Michal & Jackie | Toronto, ON
Diffuse Intrinsic Pontine Glioma (DIPG)

Our daughter Isabelle had this big outgoing personality. Wherever we went, people were drawn to us. She’d smile and wave and talk to everyone. She loved school, especially helping the other kids. At home, she’d pretend to be a teacher and read us stories before bed. She was this amazing little actress, in full teacher mode, chastising us for giggling. It would be nearly impossible to get her out of character.

The first sign that something was off was in March 2020, when Isa was three. We’d taken her out for a ride on her scooter, but she couldn’t keep it on the sidewalk – despite being quite proficient the summer before. And then at Easter, she was stumbling during the egg hunt. We called our pediatrician, who referred us to SickKids. We were being seen by neuro-oncologists, so we suspected that she had some kind of brain tumour. We expected to talk about treatment options. We were completely blindsided when the doctors told us to go home and make memories, and that there was nothing they could do.

Isa had Diffuse Intrinsic Pontine Glioma (DIPG), a highly aggressive brain tumour. She was diagnosed in April 2020 at the peak of the pandemic.

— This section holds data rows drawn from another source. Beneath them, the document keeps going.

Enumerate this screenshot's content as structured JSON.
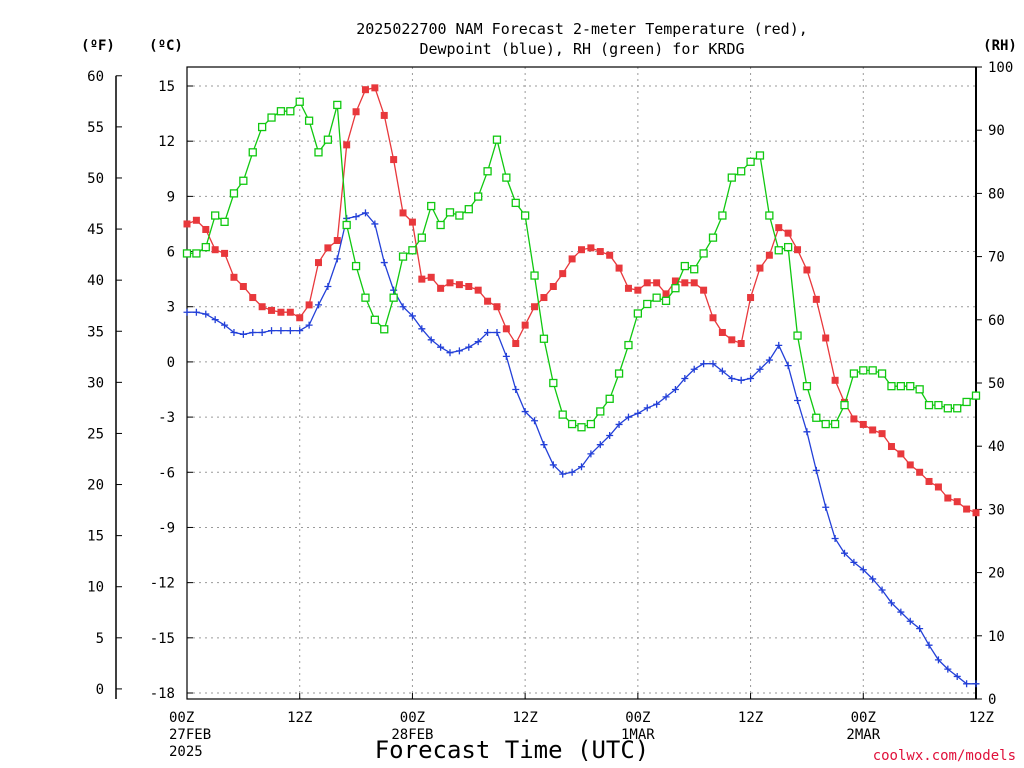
{
  "chart_data": {
    "type": "line",
    "title": "2025022700 NAM Forecast 2-meter Temperature (red),",
    "subtitle": "Dewpoint (blue), RH (green) for KRDG",
    "xlabel": "Forecast Time (UTC)",
    "credit": "coolwx.com/models",
    "units": {
      "left_outer": "(ºF)",
      "left_inner": "(ºC)",
      "right": "(RH)"
    },
    "x_ticks": [
      {
        "h": 0,
        "label": "00Z",
        "date": "27FEB",
        "year": "2025"
      },
      {
        "h": 12,
        "label": "12Z"
      },
      {
        "h": 24,
        "label": "00Z",
        "date": "28FEB"
      },
      {
        "h": 36,
        "label": "12Z"
      },
      {
        "h": 48,
        "label": "00Z",
        "date": "1MAR"
      },
      {
        "h": 60,
        "label": "12Z"
      },
      {
        "h": 72,
        "label": "00Z",
        "date": "2MAR"
      },
      {
        "h": 84,
        "label": "12Z"
      }
    ],
    "celsius_ticks": [
      15,
      12,
      9,
      6,
      3,
      0,
      -3,
      -6,
      -9,
      -12,
      -15,
      -18
    ],
    "fahrenheit_ticks": [
      60,
      55,
      50,
      45,
      40,
      35,
      30,
      25,
      20,
      15,
      10,
      5,
      0
    ],
    "rh_ticks": [
      100,
      90,
      80,
      70,
      60,
      50,
      40,
      30,
      20,
      10,
      0
    ],
    "ylim_c": [
      -18,
      15
    ],
    "ylim_rh": [
      0,
      100
    ],
    "xlim_hours": [
      0,
      84
    ],
    "grid": true,
    "series": [
      {
        "name": "Temperature",
        "color": "#e8383c",
        "marker": "filled-square",
        "x": [
          0,
          1,
          2,
          3,
          4,
          5,
          6,
          7,
          8,
          9,
          10,
          11,
          12,
          13,
          14,
          15,
          16,
          17,
          18,
          19,
          20,
          21,
          22,
          23,
          24,
          25,
          26,
          27,
          28,
          29,
          30,
          31,
          32,
          33,
          34,
          35,
          36,
          37,
          38,
          39,
          40,
          41,
          42,
          43,
          44,
          45,
          46,
          47,
          48,
          49,
          50,
          51,
          52,
          53,
          54,
          55,
          56,
          57,
          58,
          59,
          60,
          61,
          62,
          63,
          64,
          65,
          66,
          67,
          68,
          69,
          70,
          71,
          72,
          73,
          74,
          75,
          76,
          77,
          78,
          79,
          80,
          81,
          82,
          83,
          84
        ],
        "values": [
          7.5,
          7.7,
          7.2,
          6.1,
          5.9,
          4.6,
          4.1,
          3.5,
          3.0,
          2.8,
          2.7,
          2.7,
          2.4,
          3.1,
          5.4,
          6.2,
          6.6,
          11.8,
          13.6,
          14.8,
          14.9,
          13.4,
          11.0,
          8.1,
          7.6,
          4.5,
          4.6,
          4.0,
          4.3,
          4.2,
          4.1,
          3.9,
          3.3,
          3.0,
          1.8,
          1.0,
          2.0,
          3.0,
          3.5,
          4.1,
          4.8,
          5.6,
          6.1,
          6.2,
          6.0,
          5.8,
          5.1,
          4.0,
          3.9,
          4.3,
          4.3,
          3.7,
          4.4,
          4.3,
          4.3,
          3.9,
          2.4,
          1.6,
          1.2,
          1.0,
          3.5,
          5.1,
          5.8,
          7.3,
          7.0,
          6.1,
          5.0,
          3.4,
          1.3,
          -1.0,
          -2.2,
          -3.1,
          -3.4,
          -3.7,
          -3.9,
          -4.6,
          -5.0,
          -5.6,
          -6.0,
          -6.5,
          -6.8,
          -7.4,
          -7.6,
          -8.0,
          -8.2
        ]
      },
      {
        "name": "Dewpoint",
        "color": "#2340d8",
        "marker": "plus",
        "x": [
          0,
          1,
          2,
          3,
          4,
          5,
          6,
          7,
          8,
          9,
          10,
          11,
          12,
          13,
          14,
          15,
          16,
          17,
          18,
          19,
          20,
          21,
          22,
          23,
          24,
          25,
          26,
          27,
          28,
          29,
          30,
          31,
          32,
          33,
          34,
          35,
          36,
          37,
          38,
          39,
          40,
          41,
          42,
          43,
          44,
          45,
          46,
          47,
          48,
          49,
          50,
          51,
          52,
          53,
          54,
          55,
          56,
          57,
          58,
          59,
          60,
          61,
          62,
          63,
          64,
          65,
          66,
          67,
          68,
          69,
          70,
          71,
          72,
          73,
          74,
          75,
          76,
          77,
          78,
          79,
          80,
          81,
          82,
          83,
          84
        ],
        "values": [
          2.7,
          2.7,
          2.6,
          2.3,
          2.0,
          1.6,
          1.5,
          1.6,
          1.6,
          1.7,
          1.7,
          1.7,
          1.7,
          2.0,
          3.1,
          4.1,
          5.6,
          7.8,
          7.9,
          8.1,
          7.5,
          5.4,
          3.9,
          3.0,
          2.5,
          1.8,
          1.2,
          0.8,
          0.5,
          0.6,
          0.8,
          1.1,
          1.6,
          1.6,
          0.3,
          -1.5,
          -2.7,
          -3.2,
          -4.5,
          -5.6,
          -6.1,
          -6.0,
          -5.7,
          -5.0,
          -4.5,
          -4.0,
          -3.4,
          -3.0,
          -2.8,
          -2.5,
          -2.3,
          -1.9,
          -1.5,
          -0.9,
          -0.4,
          -0.1,
          -0.1,
          -0.5,
          -0.9,
          -1.0,
          -0.9,
          -0.4,
          0.1,
          0.9,
          -0.2,
          -2.1,
          -3.8,
          -5.9,
          -7.9,
          -9.6,
          -10.4,
          -10.9,
          -11.3,
          -11.8,
          -12.4,
          -13.1,
          -13.6,
          -14.1,
          -14.5,
          -15.4,
          -16.2,
          -16.7,
          -17.1,
          -17.5,
          -17.5
        ]
      },
      {
        "name": "RH",
        "color": "#10c810",
        "marker": "open-square",
        "x": [
          0,
          1,
          2,
          3,
          4,
          5,
          6,
          7,
          8,
          9,
          10,
          11,
          12,
          13,
          14,
          15,
          16,
          17,
          18,
          19,
          20,
          21,
          22,
          23,
          24,
          25,
          26,
          27,
          28,
          29,
          30,
          31,
          32,
          33,
          34,
          35,
          36,
          37,
          38,
          39,
          40,
          41,
          42,
          43,
          44,
          45,
          46,
          47,
          48,
          49,
          50,
          51,
          52,
          53,
          54,
          55,
          56,
          57,
          58,
          59,
          60,
          61,
          62,
          63,
          64,
          65,
          66,
          67,
          68,
          69,
          70,
          71,
          72,
          73,
          74,
          75,
          76,
          77,
          78,
          79,
          80,
          81,
          82,
          83,
          84
        ],
        "values": [
          70.5,
          70.5,
          71.5,
          76.5,
          75.5,
          80.0,
          82.0,
          86.5,
          90.5,
          92.0,
          93.0,
          93.0,
          94.5,
          91.5,
          86.5,
          88.5,
          94.0,
          75.0,
          68.5,
          63.5,
          60.0,
          58.5,
          63.5,
          70.0,
          71.0,
          73.0,
          78.0,
          75.0,
          77.0,
          76.5,
          77.5,
          79.5,
          83.5,
          88.5,
          82.5,
          78.5,
          76.5,
          67.0,
          57.0,
          50.0,
          45.0,
          43.5,
          43.0,
          43.5,
          45.5,
          47.5,
          51.5,
          56.0,
          61.0,
          62.5,
          63.5,
          63.0,
          65.0,
          68.5,
          68.0,
          70.5,
          73.0,
          76.5,
          82.5,
          83.5,
          85.0,
          86.0,
          76.5,
          71.0,
          71.5,
          57.5,
          49.5,
          44.5,
          43.5,
          43.5,
          46.5,
          51.5,
          52.0,
          52.0,
          51.5,
          49.5,
          49.5,
          49.5,
          49.0,
          46.5,
          46.5,
          46.0,
          46.0,
          47.0,
          48.0
        ]
      }
    ]
  }
}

Isa was so sociable, but we couldn’t even plan her a play date – everyone was too scared to come over. And we wanted to create these amazing memories for her – Disneyland, trips, museums – but everything was locked down. What Isa wanted most, though, was for us to just be together. 

Her cancer progressed rapidly and she passed away in December 2020. 

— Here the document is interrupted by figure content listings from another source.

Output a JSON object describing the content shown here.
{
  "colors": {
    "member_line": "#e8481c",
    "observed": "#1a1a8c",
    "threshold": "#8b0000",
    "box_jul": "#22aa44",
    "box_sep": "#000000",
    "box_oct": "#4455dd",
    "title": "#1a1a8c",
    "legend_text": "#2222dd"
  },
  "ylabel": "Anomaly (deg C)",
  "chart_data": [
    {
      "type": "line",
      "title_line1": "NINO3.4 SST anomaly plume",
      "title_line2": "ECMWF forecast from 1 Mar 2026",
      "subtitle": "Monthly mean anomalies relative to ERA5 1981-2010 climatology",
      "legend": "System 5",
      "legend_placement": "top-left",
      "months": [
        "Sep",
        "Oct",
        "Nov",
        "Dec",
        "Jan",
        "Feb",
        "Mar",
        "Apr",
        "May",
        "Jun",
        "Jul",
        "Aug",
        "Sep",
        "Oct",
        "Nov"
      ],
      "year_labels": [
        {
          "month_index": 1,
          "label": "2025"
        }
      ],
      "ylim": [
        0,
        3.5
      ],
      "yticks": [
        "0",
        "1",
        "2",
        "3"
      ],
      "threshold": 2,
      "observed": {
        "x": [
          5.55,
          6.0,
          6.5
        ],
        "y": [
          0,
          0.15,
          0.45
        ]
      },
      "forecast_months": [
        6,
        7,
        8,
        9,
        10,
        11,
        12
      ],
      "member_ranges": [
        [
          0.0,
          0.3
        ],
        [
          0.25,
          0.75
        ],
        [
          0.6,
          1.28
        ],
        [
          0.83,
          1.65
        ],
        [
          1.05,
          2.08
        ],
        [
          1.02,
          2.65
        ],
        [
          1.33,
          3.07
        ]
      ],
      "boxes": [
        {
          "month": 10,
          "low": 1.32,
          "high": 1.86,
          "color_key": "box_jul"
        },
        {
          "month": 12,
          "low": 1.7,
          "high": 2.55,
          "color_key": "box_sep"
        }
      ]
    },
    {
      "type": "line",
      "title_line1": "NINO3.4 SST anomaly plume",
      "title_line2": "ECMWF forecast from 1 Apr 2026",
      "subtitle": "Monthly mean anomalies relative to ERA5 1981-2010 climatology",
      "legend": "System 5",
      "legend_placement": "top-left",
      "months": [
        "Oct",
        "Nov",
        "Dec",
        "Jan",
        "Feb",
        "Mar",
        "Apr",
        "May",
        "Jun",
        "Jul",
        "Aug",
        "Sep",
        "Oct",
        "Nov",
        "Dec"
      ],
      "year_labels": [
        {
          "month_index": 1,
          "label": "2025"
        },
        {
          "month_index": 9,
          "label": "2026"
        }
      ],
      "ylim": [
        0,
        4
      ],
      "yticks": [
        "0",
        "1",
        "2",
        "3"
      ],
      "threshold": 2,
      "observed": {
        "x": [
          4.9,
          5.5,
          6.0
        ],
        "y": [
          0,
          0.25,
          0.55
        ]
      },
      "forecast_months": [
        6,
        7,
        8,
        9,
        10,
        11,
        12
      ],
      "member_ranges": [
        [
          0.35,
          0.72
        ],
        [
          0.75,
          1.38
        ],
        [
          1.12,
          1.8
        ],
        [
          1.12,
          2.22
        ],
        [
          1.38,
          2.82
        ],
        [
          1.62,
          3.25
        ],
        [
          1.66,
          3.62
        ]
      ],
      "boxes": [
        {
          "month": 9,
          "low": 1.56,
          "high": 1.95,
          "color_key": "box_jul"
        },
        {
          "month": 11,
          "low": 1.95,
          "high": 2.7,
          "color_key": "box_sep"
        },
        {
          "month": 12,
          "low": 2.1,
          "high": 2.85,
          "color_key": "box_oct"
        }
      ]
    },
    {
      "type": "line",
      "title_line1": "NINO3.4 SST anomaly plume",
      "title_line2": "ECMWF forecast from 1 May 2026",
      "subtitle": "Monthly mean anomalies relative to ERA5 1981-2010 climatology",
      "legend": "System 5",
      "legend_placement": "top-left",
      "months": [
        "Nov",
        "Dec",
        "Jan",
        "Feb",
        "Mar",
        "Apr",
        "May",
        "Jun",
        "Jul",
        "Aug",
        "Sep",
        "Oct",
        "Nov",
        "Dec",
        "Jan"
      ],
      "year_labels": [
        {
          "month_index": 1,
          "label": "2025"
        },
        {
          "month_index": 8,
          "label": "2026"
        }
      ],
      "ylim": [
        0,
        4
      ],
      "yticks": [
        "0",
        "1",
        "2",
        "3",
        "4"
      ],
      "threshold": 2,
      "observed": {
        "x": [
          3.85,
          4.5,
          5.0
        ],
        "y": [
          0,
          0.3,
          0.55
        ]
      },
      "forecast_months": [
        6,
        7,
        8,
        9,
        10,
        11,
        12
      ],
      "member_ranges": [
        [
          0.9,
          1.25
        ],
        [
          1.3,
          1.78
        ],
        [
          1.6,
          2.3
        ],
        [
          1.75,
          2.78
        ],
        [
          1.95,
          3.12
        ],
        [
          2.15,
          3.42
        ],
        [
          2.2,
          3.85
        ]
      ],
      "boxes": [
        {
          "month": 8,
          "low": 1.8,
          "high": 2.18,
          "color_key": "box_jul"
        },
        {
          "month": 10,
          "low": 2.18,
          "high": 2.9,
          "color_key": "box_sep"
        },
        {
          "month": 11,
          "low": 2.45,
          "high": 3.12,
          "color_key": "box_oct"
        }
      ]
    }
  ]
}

Photography by Patient Voice.

DIPG is a horrible cancer. It takes away all of a child’s abilities. And what’s especially sad and frustrating is that the prognosis hasn’t changed in decades. Our government hardly allocates any money to DIPG research. There’s nothing available in Canada – no clinical trials, no medication breakthroughs, no hope. We’ve been advocating for this and lobbying the government to do better. We’re also working with Brain Cancer Canada, and other families, to raise essential funds. 

Although a disease may be rare and thus considered ‘small’, it can still have a huge impact on so many people.”

Brain Cancer Canada is a national charity that supports people diagnosed with primary malignant brain tumours by funding research, technology and treatment. Brain cancer research is drastically underfunded. Despite its incredibly low survival rate, it receives less than 3% of the total funding for cancer research.